0341 - 355 739maandag t/m vrijdag
9:00-12:00
Diepvriesdiervoeding thuisbezorgd wanneer het jou uitkomt!

Kittens en rauw voer

Kittens en rauw voer

Krijg jij binnenkort een kitten of zelfs een nestje? Lees hier meer over het voeren van rauw voer aan kittens.

Wanneer kan je starten?

Vanaf ongeveer vier weken gaan kittens vaste voeding eten, daarvoor drinken ze alleen maar melk. Wanneer de kittens precies beginnen met vaste voeding kan een beetje verschillen. Vanaf vier weken kun je beginnen met het aanbieden en je ziet vanzelf wanneer ze beginnen te eten. Je kunt gelijk beginnen met het voeren van rauw voer.

Wat kun je voeren?

Het is het beste om te starten met (fijn)gemalen voeding zoals KVV. Vanaf ongeveer 7 weken kunnen er ook grotere stukken spiervlees, orgaanvlees en vleesbot gevoerd worden. Let wel goed op dat de kittens niet schrokken en blijf er altijd bij.

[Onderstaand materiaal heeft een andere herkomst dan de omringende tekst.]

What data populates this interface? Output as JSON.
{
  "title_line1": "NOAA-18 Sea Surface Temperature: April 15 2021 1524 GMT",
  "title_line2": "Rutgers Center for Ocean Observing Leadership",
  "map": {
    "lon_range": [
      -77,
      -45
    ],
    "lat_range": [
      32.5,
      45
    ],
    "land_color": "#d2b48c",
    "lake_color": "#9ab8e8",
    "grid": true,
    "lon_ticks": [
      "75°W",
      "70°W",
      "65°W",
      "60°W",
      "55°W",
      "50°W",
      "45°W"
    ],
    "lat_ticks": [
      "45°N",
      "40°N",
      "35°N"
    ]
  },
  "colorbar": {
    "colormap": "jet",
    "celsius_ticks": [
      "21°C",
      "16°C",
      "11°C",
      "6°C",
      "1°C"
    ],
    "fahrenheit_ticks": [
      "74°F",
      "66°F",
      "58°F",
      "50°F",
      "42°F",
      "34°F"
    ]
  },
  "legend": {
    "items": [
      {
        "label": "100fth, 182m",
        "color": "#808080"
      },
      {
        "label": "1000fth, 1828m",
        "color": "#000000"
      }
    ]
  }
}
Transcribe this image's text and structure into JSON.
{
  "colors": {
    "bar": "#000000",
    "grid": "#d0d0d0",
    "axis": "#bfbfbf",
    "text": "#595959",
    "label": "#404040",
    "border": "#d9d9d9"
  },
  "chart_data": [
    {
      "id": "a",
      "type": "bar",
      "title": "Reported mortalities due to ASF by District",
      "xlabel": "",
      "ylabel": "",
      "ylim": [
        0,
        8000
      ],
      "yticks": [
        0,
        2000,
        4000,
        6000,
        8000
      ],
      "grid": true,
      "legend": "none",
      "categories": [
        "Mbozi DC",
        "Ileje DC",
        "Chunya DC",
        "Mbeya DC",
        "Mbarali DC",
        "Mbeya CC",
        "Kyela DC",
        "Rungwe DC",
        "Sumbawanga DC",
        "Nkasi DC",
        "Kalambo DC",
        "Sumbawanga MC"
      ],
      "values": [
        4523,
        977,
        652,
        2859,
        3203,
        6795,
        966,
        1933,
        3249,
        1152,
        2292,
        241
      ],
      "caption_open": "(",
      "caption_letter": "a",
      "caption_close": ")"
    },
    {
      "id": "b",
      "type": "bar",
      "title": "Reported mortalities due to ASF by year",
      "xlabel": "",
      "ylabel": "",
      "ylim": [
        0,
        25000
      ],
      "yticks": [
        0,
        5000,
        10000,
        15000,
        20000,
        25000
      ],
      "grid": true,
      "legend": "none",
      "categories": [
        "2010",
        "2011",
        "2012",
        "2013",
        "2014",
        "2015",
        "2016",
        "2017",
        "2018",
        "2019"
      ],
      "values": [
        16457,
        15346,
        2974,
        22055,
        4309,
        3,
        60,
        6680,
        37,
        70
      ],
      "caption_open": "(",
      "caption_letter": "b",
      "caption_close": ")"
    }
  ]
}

Niet alle vleesboten zijn direct geschikt voor kittens. We raden aan om te beginnen met ‘beginnersbotten’ zoals kippennekken, kippenruggen, kwartellijfjes, eendennekken, eendenruggen etc. De kittens zullen hier eerst aan moeten wennen en steeds handiger worden in het eten hiervan. Je kunt ook eendagskuikens aanbieden, dit is een geschikt prooidier om mee beginnen door de zachte botjes. Als ze de kuikens niet als eten (maar als leuk speeltje) zien kan het helpen om en klein sneetje in het kuiken te maken.

Verhoudingen

Te veel calcium in het menu kan voor problemen met de ontwikkeling van de kittens zorgen. Voer dus gebalanceerde KVV of stel een menu samen volgens richtlijnen. Hiervoor kun je de richtlijnen voor volwassen katten gebruiken, maar let dan met name op dat de hoeveelheid vleesbot klopt. Ook voor kittens is het belangrijk om genoeg te variëren in het menu!

Hoeveel moet je voeren?

Een kitten heeft relatief veel voeding nodig omdat hij nog in de groei is. Gemiddeld komt dit neer op 80 – 100 gram voer per kilo lichaamsgewicht. Let erop dat je kitten groeit en deze hoeveelheden voor het huidige gewicht van je dier gelden, pas de hoeveelheid dus regelmatig aan. Hou de conditie van je dier goed in de gaten, als hij dikker wordt voer je wat minder en als hij mager wordt wat meer.